After running this query, select State Timeline as the chart type. The fields are mapped as follows:

  • The X-Axis displays the timestamp field.
  • The Y-Axis displays the request field.
  • The Color field displays the response field.

The result shows each request path’s response status over time, making it easy to identify which endpoints experience frequent instability, as shown in the following image.

State timeline grouped by request

Configuring a state timeline

You can configure the following settings in the configuration panel.

Fields

In the Fields section, configure the fields displayed on each axis.

Field Description
X-Axis Select a date field for the horizontal axis. Each data point’s timestamp serves as the start time of a state region.
Y-Axis Select a categorical field to group state timelines into separate rows. Each unique value is rendered as its own row. Optional for single-category timelines.
Color Select a categorical or numeric field to define the state at each time point. Categorical fields represent discrete states (such as running, stopped, or degraded). Numerical fields can represent states when each value corresponds to a distinct state (for example, HTTP status codes 200, 404, 503). For continuous numerical values, use value mappings to define ranges as named states.

Split

In the Split by dropdown list, select a field to split the chart into separate elements by value. For more information, see Split.

Value mappings

Value mappings replace raw data values with custom labels and colors. The following mapping types are available.

Value mapping: Maps a specific value (numerical or categorical) to a custom display text and color. For example, map the HTTP status code 200 to display as “Success” in green, and 503 to display as “Error” in red.

Range mapping: Maps a numerical range to a custom display text and color. For example, map the range [0, 300) to display as “Low” and [300, 800) to display as “Medium”.

Each mapping entry has the following options.

Setting Description
Value/Range The target value or numeric range to match. For value mappings, enter a specific value. For range mappings, define a start and end value (start-inclusive, end-exclusive).
Display text The label to show in place of the original value. If left blank, the original value is displayed.
Color A custom color for the mapped value. If left undefined, a color is automatically assigned.

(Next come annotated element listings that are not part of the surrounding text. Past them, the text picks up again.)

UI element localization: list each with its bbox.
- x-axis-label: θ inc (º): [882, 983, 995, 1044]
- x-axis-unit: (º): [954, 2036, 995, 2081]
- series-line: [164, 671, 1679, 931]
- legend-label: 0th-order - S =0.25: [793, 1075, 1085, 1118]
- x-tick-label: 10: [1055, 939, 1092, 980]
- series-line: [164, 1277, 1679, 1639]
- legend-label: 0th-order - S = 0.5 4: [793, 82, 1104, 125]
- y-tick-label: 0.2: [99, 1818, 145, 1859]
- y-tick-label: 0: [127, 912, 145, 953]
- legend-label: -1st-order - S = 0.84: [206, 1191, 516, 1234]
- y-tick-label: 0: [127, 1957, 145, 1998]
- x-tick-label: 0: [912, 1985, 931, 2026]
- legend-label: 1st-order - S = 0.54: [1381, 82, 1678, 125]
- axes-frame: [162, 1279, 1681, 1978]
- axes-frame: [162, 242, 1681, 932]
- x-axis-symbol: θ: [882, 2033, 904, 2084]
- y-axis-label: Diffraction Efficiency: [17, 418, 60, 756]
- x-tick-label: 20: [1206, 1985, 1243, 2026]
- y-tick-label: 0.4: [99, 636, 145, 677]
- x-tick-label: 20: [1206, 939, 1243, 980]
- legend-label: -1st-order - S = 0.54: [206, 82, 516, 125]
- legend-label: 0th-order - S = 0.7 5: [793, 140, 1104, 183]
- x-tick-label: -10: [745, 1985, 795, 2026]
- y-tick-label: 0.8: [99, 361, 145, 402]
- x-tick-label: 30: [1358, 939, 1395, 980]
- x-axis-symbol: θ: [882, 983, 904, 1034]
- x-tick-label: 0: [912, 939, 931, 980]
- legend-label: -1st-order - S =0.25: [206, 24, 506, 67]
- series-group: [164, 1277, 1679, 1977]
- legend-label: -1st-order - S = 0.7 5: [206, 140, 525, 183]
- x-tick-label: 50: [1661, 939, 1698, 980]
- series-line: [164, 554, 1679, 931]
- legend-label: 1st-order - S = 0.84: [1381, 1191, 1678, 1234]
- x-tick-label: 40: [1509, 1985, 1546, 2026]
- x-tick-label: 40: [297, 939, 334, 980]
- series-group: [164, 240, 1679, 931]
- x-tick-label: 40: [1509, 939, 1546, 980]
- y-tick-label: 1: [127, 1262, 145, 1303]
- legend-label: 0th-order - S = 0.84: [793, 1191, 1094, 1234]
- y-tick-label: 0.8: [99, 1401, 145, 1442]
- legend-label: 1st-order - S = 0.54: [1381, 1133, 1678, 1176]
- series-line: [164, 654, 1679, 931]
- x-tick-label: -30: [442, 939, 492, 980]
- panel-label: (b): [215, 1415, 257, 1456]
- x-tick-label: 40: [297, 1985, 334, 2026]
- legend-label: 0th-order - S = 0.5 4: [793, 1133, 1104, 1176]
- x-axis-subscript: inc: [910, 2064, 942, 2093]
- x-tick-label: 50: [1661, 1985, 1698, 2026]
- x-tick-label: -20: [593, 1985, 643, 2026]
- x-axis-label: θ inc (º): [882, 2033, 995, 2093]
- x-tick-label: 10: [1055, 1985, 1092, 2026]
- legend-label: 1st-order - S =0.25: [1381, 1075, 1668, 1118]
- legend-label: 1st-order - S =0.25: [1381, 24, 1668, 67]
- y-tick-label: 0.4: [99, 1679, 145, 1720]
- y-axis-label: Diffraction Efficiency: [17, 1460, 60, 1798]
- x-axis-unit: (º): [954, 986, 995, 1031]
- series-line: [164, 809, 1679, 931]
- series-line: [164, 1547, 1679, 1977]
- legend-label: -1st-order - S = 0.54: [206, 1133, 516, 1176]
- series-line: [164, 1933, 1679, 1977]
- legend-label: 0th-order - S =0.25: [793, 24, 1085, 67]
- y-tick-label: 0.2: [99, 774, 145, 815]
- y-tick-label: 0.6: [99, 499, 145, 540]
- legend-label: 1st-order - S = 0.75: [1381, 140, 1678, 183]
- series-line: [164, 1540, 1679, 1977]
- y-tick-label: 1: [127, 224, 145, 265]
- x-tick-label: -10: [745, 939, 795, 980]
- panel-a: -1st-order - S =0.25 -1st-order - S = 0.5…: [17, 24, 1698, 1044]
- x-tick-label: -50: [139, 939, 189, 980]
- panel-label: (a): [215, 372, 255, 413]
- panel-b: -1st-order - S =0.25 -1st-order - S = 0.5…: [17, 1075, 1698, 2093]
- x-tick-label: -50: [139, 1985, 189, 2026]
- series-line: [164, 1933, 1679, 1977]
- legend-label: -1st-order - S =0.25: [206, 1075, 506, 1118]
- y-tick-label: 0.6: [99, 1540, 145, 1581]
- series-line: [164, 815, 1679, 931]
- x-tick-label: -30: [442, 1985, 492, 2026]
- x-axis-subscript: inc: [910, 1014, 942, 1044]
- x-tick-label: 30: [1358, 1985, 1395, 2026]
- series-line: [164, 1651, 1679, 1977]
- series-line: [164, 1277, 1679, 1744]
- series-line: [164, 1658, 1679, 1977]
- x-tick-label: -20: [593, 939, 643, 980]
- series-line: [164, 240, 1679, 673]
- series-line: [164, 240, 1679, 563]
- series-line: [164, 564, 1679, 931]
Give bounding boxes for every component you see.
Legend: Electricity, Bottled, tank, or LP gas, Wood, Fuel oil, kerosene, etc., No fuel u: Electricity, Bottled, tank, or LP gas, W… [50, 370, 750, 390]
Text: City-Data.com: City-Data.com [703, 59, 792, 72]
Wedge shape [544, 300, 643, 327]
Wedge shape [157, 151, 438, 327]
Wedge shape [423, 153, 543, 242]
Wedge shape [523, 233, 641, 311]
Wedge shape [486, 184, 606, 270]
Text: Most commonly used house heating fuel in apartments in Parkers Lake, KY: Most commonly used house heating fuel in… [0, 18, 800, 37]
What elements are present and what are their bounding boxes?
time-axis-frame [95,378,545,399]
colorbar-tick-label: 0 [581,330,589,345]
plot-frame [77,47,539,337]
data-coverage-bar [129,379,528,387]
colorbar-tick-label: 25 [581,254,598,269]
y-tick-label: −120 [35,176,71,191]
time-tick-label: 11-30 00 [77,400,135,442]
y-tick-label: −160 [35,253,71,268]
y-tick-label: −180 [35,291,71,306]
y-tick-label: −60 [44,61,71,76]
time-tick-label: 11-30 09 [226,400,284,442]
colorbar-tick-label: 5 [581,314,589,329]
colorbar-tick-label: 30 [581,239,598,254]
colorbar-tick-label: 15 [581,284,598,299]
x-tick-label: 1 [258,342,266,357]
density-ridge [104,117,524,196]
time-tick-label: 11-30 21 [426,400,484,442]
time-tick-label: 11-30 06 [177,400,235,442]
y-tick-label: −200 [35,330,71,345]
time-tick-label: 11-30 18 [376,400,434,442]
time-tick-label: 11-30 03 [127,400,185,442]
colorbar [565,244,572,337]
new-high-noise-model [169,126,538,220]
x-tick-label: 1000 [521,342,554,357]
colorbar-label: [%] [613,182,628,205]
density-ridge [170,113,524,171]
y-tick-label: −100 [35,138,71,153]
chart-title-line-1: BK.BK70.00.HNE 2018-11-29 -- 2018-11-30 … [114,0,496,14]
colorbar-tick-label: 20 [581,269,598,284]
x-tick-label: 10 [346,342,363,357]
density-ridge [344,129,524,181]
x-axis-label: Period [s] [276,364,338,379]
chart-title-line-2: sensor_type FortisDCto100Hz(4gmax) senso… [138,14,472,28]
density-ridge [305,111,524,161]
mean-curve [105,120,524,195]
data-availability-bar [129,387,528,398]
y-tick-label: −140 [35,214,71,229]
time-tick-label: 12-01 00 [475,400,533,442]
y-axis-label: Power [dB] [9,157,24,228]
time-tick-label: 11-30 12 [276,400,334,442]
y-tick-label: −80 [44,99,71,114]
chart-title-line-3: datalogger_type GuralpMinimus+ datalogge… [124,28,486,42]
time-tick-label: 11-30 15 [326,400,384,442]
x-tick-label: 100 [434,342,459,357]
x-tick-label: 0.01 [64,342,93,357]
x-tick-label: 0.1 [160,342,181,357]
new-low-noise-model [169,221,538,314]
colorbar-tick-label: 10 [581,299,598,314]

For a complete example, see Applying value mappings.

Thresholds

For information about configuring thresholds, see Thresholds.

Axes

The X-axis and Y-axis share the same configuration options. For more information, see Axes.

State timeline

Use the following settings to customize the appearance and behavior of the state timeline.

Setting Description
Use threshold color When enabled, state region colors are determined by threshold ranges rather than the default or mapped colors.
Show display text When enabled and a value mapping with display text is configured, the mapped text is shown inside each state region. When disabled, no text is displayed.
Row height Controls the height of each state bar. A value of 0 produces the minimum bar width, and 1 produces the maximum bar width.
Disconnect values Controls whether state regions are visually disconnected when gaps exceed a specified duration. Never keeps all regions connected. Threshold disconnects regions when the gap between data points exceeds the configured threshold.
Threshold (disconnect) Sets the duration threshold for disconnecting values. If a gap between consecutive data points exceeds this threshold, the bars are rendered as separate disconnected regions. Specify as a duration (for example, 1h or 30m).
Connect null values Controls how null values (gaps in the data) appear on the chart. Never leaves gaps visible. Threshold connects gaps only when they fall within the configured threshold.
Threshold (connect) Sets the duration threshold for connecting null values. If a gap between data points falls within this threshold, the points are connected, bridging the gap. Specify as a duration (for example, 1h or 30m).

Legend

The legend summarizes the visual color encodings used in the chart.

Setting Description
Show legend Shows or hides the legend.
Position Controls where the legend appears relative to the chart. Supported values: Left, Right, Top, Bottom.

Tooltip

Toggle the Show tooltip selector to enable or disable tooltips.